When readers reach that wisecrack, there are 500 more pages of this sort of thing still to come.
Roth was volcanically bitter about “Leaving a Doll’s House,” but Bailey, doubtless unintentionally, confirms every comma and semicolon of Bloom’s book. “For what it’s worth,” Bailey writes, “Roth perceived himself as the opposite of anti-Semitic or misogynistic, and indeed had little patience for reductive categories one way or the other.” But only Roth’s dedicated fans will care how he perceived himself (indulging in what Cynthia Ozick once called “the easy pleasures of self-approval”), and Bailey’s own thoroughness is the worst enemy of rehabilitation.
At every turn, with every anecdote, “Philip Roth: The Biography” inadvertently paints its subject as a griping, whining, scolding, manipulator and a compulsive womanizer who then turned around and vilified the women in his life for not being sufficiently supportive.
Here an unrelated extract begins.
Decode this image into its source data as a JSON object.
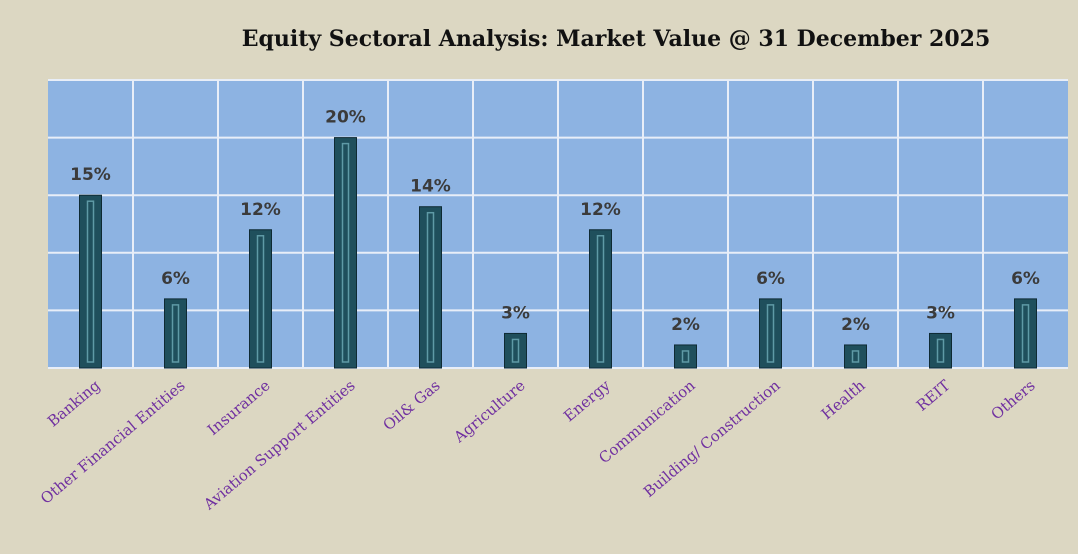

And Bailey’s excuse for such appalling behavior is almost worse than the behavior itself: “As for Roth himself, his greatest urge was always to serve his own genius – amid the keen distractions, albeit, of an ardently carnal nature.” Distractions. Ye gods.
Readers don’t require their writers to be saints, or at least they shouldn’t. But the more the saint recedes, the more weight the work must bear, and this is a striking weakness of Bailey’s book: Roth’s many novels are very much portrayed as his business, and maybe his therapy, but almost never his passion. Each new novel’s gestation and critical reception is logged, but there’s far, far more of the writer than the writing in these pages. Like many of the women in Roth’s life, the reader simply can’t avoid him. After leaving this cenotaph, they may very much want to.